Hess Lorenz · Nationalrat · 2023-03-01
Hess Lorenz · Nationalrat · Bern · Die Mitte-Fraktion. Die Mitte. EVP. · 2023-03-01
Wortprotokoll
Die Motion beauftragt den Bundesrat, eine Änderung des Erwerbsersatzgesetzes bezüglich der Betreuungsentschädigung für erwerbstätige Eltern von Kindern mit schweren gesundheitlichen Beeinträchtigungen vorzulegen.
Die Kommissionsmehrheit empfiehlt Ihnen - der Entscheid fiel mit 14 zu 8 Stimmen bei 3 Enthaltungen -, die Motion anzunehmen. Die Mehrheit ist, wie auch der Ständerat, der Meinung, dass es wichtig ist, den Begriff "gesundheitlich schwer beeinträchtigtes Kind" klar zu definieren und dementsprechend auch die Voraussetzungen für den Anspruch auf Betreuungsurlaub anzupassen.
Es ist ein Fakt, dass die im Jahr 2021 hier beschlossene Regelung ihr Ziel oder, besser gesagt, ihre zwei wesentlichen Ziele nicht erreicht hat. Das eine Ziel wäre die Entlastung der Eltern, das andere Ziel die Entlastung der Arbeitgeber. Eine wichtige Überlegung der Mehrheit in der Kommission war, dass die Hospitalisierung von Kindern, vor allem von kleinen Kindern, gravierende Auswirkungen auf das Familienleben hat, und zwar unabhängig von der Dauer dieses Aufenthaltes.
Der Vorschlag, der hier vorliegt, ist einfach umzusetzen und, das ist das Wichtigste, bietet objektive Kriterien für die Umsetzung. Es geht hier nicht nur um die Eltern.
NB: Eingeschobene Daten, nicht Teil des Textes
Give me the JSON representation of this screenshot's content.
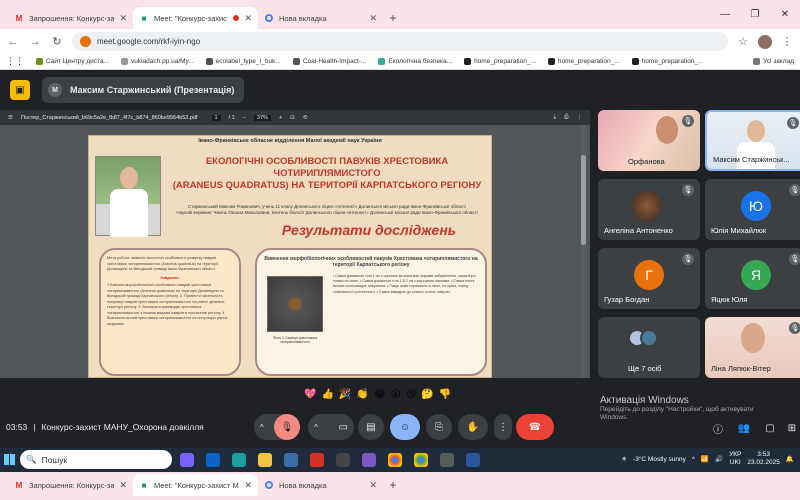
{
  "browser": {
    "tabs": [
      {
        "icon": "gmail-icon",
        "title": "Запрошення: Конкурс-захист М",
        "active": false
      },
      {
        "icon": "meet-icon",
        "title": "Meet: \"Конкурс-захист МА",
        "active": true
      },
      {
        "icon": "chrome-icon",
        "title": "Нова вкладка",
        "active": false
      }
    ],
    "url": "meet.google.com/rkf-iyin-ngo",
    "bookmarks": [
      "Сайт Центру диста...",
      "vukladach.pp.ua/My...",
      "ecolabel_type_I_buk...",
      "Coal-Health-Impact-...",
      "Екологічна безпека...",
      "home_preparation_...",
      "home_preparation_...",
      "home_preparation_..."
    ],
    "bookmarks_other": "Усі заклад"
  },
  "meet": {
    "presenter_label": "Максим Старжинський (Презентація)",
    "presenter_initial": "М",
    "meeting_time": "03:53",
    "meeting_name": "Конкурс-захист МАНУ_Охорона довкілля",
    "reactions": [
      "💖",
      "👍",
      "🎉",
      "👏",
      "😂",
      "😮",
      "😢",
      "🤔",
      "👎"
    ]
  },
  "pdf": {
    "filename": "Постер_Старжинський_b69c5a2e_fb87_4f7c_b874_860be9564b53.pdf",
    "page": "1",
    "page_total": "/ 1",
    "zoom": "37%"
  },
  "poster": {
    "institution": "Івано-Франківське обласне відділення Малої академії наук України",
    "title_line1": "ЕКОЛОГІЧНІ ОСОБЛИВОСТІ ПАВУКІВ ХРЕСТОВИКА ЧОТИРИПЛЯМИСТОГО",
    "title_line2": "(ARANEUS QUADRATUS) НА ТЕРИТОРІЇ КАРПАТСЬКОГО РЕГІОНУ",
    "author": "Старжинський Максим Романович, учень 11 класу Долинського ліцею «Інтелект» Долинської міської ради Івано-Франківської області",
    "supervisor": "Наукові керівник: Чмиль Оксана Миколаївна, вчитель біології Долинського ліцею «Інтелект» Долинської міської ради Івано-Франківської області",
    "results_heading": "Результати досліджень",
    "aim_text": "Мета роботи: вивчити екологічні особливості розвитку павуків хрестовика чотириплямистого (Araneus quadratus) на території Долинщини та Вигодській громаді Івано-Франківської області.",
    "tasks_heading": "Завдання:",
    "tasks_text": "1.Вивчити морфобіологічні особливості павуків хрестовика чотириплямистого (Araneus quadratus) на території Долинщини та Вигодській громаді Карпатського регіону. 2. Провести чисельність популяції павуків хрестовика чотириплямистого на різних ділянках території регіону. 3. Визначити взаємодію хрестовика чотириплямистого з іншими видами павуків в екосистемі регіону. 4. Визначити вплив хрестовика чотириплямистого на популяцію різних шкідників.",
    "box2_heading": "Вивчення морфобіологічних особливостей павуків Хрестовика чотириплямистого на території Карпатського регіону",
    "photo_caption": "Фото 1.Самиця хрестовика чотириплямистого",
    "facts_text": "• Самка довжиною тіла 1 см з чорними мітками має яскраве забарвлення, характерні плями на спині. • Самка довжиною тіла 1,5-2 см з короткими лапками. • Самка плете велике колесовидне павутиння. • Павук живе переважно в лісах, на луках, серед трав'янистої рослинності. • Самка виводить до кількох сотень павучат."
  },
  "participants": [
    {
      "name": "Орфанова",
      "kind": "video",
      "muted": true
    },
    {
      "name": "Максим Старжинськ...",
      "kind": "video",
      "muted": true,
      "selected": true
    },
    {
      "name": "Ангеліна Антоненко",
      "kind": "video",
      "muted": true
    },
    {
      "name": "Юлія Михайлюк",
      "kind": "avatar",
      "initial": "Ю",
      "color": "#1a73e8",
      "muted": true
    },
    {
      "name": "Гузар Богдан",
      "kind": "avatar",
      "initial": "Г",
      "color": "#e8710a",
      "muted": true
    },
    {
      "name": "Яцюк Юля",
      "kind": "avatar",
      "initial": "Я",
      "color": "#34a853",
      "muted": true
    },
    {
      "name": "Ще 7 осіб",
      "kind": "more"
    },
    {
      "name": "Ліна Ляпюк-Вітер",
      "kind": "video",
      "muted": true
    }
  ],
  "windows": {
    "activation_title": "Активація Windows",
    "activation_text1": "Перейдіть до розділу \"Настройки\", щоб активувати",
    "activation_text2": "Windows.",
    "search_placeholder": "Пошук",
    "weather": "-3°C  Mostly sunny",
    "lang": "УКР",
    "lang2": "UKI",
    "time": "3:53",
    "date": "23.02.2025"
  },
  "colors": {
    "end_call": "#ea4335",
    "mic_off": "#f28b82",
    "accent": "#8ab4f8"
  }
}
Vielmehr waren die Überlegungen der Kommission immer auch davon geleitet, dass es letztlich um die betroffenen Kinder geht, die in einer sehr schwierigen Situation sind und von denen man weiss, dass sie, wenn sie die Eltern in der Nähe haben, tatsächlich auch die Aussicht auf eine schnellere Besserung haben.
Was die Kosten anbelangt, war die Kommission der Ansicht, dass diese im Endeffekt weniger ausmachen, als es in der Stellungnahme des Bundesrates aufgeführt ist. Die Anzahl Spitaltage ist ein klar objektivierbares Kriterium. Damit wird die Prüfung des Gesuchs EO-konform und genauso einfach, wie das auch bei Militärdienst, Zivildienst und Mutterschaft der Fall ist. Mit der Spitalfinanzierung ist sichergestellt, dass niemand länger im Spital bleibt, als es absolut notwendig ist. Eine rasche Entlassung mit ambulanter Nachsorge durch die Eltern ist bekanntlich die Regel.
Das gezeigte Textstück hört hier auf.